The first full day of the conference started off with my friend Ellen Wagner giving the opening keynote, in which she made a couple of points that are relevant to the problem that is vexing me, so I will take a few lines to touch upon what she said. First, the notion of dynamic, individualized, high quality learning experiences isn't new to eLearning. A decade ago we heard the same promises when the eBang Theory was put forth amid the manic days of the Second Gold Rush, but yet here we are still trying to make good on those same concepts. Second, there are lots of gaps we must mind in the world of online learning, but perhaps the most important for moving emerging solutions forward is the gap between the early adopters and early majority in the practitioner ranks.
Certainly the early adopters have the will to grab onto new technologies that are brought to prominence by the innovators and apply sound pedagogy to create new visions for eLearning. However, it takes time and pressure before these same applications are picked up by the early majority and between these two groups lies a very, very wide gap. This is also where conferences like ET4Online come in; there have to be forums that connect the two groups.
With that said, I think we had a decent mix of innovators, early adopters and early majority practitioners at ET4. Despite going non-stop I kept a fairly close watch on the twitter stream and the tweets were mostly positive. However, on the margins there were a few comments that concerned me. Specifically, I saw some that complained about a lack of innovation in the presentations. Granted, these were a small minority, but when you are a conference chair you treat the conference like your baby and want to do all that you can to protect it. A good, and valid summary of the complaints can be found on a blog post by @lisamlane.
Having seen the program mature over the last year, I have to admit that I wish there would have been a few more presentations on some of the very cool stuff that is either being currently implemented or just on the horizon. However, the fact is that some of it was presented and attendance was very low. As an example a friend, who is very well respected in mobile did a presentation on mobile apps that was only about a third full. Another friend did one on RIA's, API's and the future of online learning and had six attendees. Personally, I was involved in four different presentations during the week, two of which were attended by less than 10 people each. One was on using a latent semantic engine to map content and learning outcomes. The other was on leveraging Flex and AIR to build applications that can be used to extend traditional server side applications to learners with limited or poor connectivity. I consider all of these pretty darn emerging, as was the case with another seven or eight presentations I heard about that were also poorly attended. Thus, my point is that while they may not have been in the majority, by any means, there was a lot of stuff at ET4 that did indeed match the definition but they apparently didn't draw that much interest. Compounding the problem I had a LOT of side conversations with people who were working on some very cool applications and techniques but who didn't choose to submit a presentation.

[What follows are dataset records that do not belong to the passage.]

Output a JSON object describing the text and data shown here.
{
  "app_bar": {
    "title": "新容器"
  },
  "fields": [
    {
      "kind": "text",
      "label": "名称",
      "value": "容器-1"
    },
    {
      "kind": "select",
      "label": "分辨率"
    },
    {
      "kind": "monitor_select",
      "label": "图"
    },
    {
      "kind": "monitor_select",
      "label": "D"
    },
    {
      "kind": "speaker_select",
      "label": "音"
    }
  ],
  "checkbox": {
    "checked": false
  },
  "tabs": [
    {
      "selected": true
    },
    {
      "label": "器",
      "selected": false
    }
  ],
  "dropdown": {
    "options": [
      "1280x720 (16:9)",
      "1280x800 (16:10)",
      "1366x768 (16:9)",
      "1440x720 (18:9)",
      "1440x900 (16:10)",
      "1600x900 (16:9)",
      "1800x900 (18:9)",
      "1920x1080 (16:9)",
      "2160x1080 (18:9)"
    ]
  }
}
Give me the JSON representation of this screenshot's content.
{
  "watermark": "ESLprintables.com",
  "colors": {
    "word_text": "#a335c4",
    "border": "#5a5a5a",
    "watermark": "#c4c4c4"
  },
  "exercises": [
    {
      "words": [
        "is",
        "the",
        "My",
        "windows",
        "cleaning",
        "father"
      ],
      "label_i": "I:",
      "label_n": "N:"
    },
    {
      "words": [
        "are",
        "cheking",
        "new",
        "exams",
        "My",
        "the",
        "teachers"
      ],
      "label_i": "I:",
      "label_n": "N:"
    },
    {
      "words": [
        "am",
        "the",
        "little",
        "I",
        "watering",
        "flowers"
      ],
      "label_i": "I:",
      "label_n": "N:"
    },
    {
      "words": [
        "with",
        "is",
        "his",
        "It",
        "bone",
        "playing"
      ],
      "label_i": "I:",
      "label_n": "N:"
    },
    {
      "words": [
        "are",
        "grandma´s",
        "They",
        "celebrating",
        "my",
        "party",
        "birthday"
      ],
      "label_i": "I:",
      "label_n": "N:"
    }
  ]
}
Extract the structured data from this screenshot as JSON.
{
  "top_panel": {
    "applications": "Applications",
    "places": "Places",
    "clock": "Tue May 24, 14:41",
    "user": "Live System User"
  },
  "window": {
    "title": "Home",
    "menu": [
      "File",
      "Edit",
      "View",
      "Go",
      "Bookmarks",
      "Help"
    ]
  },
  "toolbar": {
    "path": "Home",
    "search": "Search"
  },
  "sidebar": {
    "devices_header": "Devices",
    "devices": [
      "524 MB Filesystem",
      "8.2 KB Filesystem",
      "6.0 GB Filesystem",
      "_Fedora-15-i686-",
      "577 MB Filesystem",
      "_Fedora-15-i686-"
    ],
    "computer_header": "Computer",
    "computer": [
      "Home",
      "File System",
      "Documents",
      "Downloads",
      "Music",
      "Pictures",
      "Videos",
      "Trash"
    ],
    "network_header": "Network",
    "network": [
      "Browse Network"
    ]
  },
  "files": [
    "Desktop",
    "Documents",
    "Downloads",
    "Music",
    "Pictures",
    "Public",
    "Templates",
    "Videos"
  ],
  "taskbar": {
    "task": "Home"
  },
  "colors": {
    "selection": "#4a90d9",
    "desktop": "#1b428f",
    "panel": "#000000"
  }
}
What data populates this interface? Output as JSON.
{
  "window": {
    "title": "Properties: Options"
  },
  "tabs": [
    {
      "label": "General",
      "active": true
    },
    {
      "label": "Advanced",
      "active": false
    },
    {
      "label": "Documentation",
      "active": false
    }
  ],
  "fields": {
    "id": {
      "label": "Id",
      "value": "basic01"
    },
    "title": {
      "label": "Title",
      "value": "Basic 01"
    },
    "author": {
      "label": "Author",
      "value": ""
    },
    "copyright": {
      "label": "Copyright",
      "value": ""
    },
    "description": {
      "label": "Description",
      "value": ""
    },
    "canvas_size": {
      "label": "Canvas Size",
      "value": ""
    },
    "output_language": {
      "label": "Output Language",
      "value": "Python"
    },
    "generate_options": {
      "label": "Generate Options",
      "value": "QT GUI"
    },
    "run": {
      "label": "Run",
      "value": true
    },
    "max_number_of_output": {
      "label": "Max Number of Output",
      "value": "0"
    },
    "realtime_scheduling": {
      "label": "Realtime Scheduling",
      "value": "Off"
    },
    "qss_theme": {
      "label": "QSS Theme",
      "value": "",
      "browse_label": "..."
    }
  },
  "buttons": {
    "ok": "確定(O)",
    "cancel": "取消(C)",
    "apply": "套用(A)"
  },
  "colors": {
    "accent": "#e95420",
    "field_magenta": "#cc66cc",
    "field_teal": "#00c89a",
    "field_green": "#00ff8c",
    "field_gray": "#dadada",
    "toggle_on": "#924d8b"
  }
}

So what is that solution? Do you make the call for presentations and the review process so restrictive that you get only truly emergent technology that is extremely difficult for the early majoirty to apply? I go to a few of those conference and you have about 100 people all recycling the same concepts with slightly different twists and no plans for dissemination on a wide scale. Even better, lets take it a step up and try attending the conferences intended just for innovators. Then you have an even smaller group talking about the latest in Flex, Objective C and advanced video editing techniques; I love those gatherings too, but they would make all but a small cohort of practitioners want to run screaming from the building.
On the flip side, you have practitioner conferences where you have people talking about how you can actually copy and paste your syllabus into an LMS - I'm not making that up, I actually saw that presentation last year. At these events the early adopters would love to give just a little bit of advice to improve practice, but instead walk out of the sessions.
Given the above I would challenge readers to answer these questions:
1. How do you draw more innovators and early adopters to broad spectrum conferences to present?
2. How do you get early majority practitioners to attend these types of sessions?
3. How do you get early adopters and innovators to provide support that is not perceived as criticism?
While it may seem like I have spent a long time dwelling on what I saw as an issue to a small segment of a generally, very enthusiastic group at ET4, I think the perspective of that minority should be of concern to all of us in online learning. Unless we find a way to bring the various segments of our community together in constructive settings, we will still be talking about the promise of eLearning a decade from now and the eBang theory will still be just as much of a theory then as it remains today.
So, please tell this outgoing Chair how ET4, and similar conference, can be improved upon in the years to come. To paraphrase the opening keynote, "How do we mind the gap?"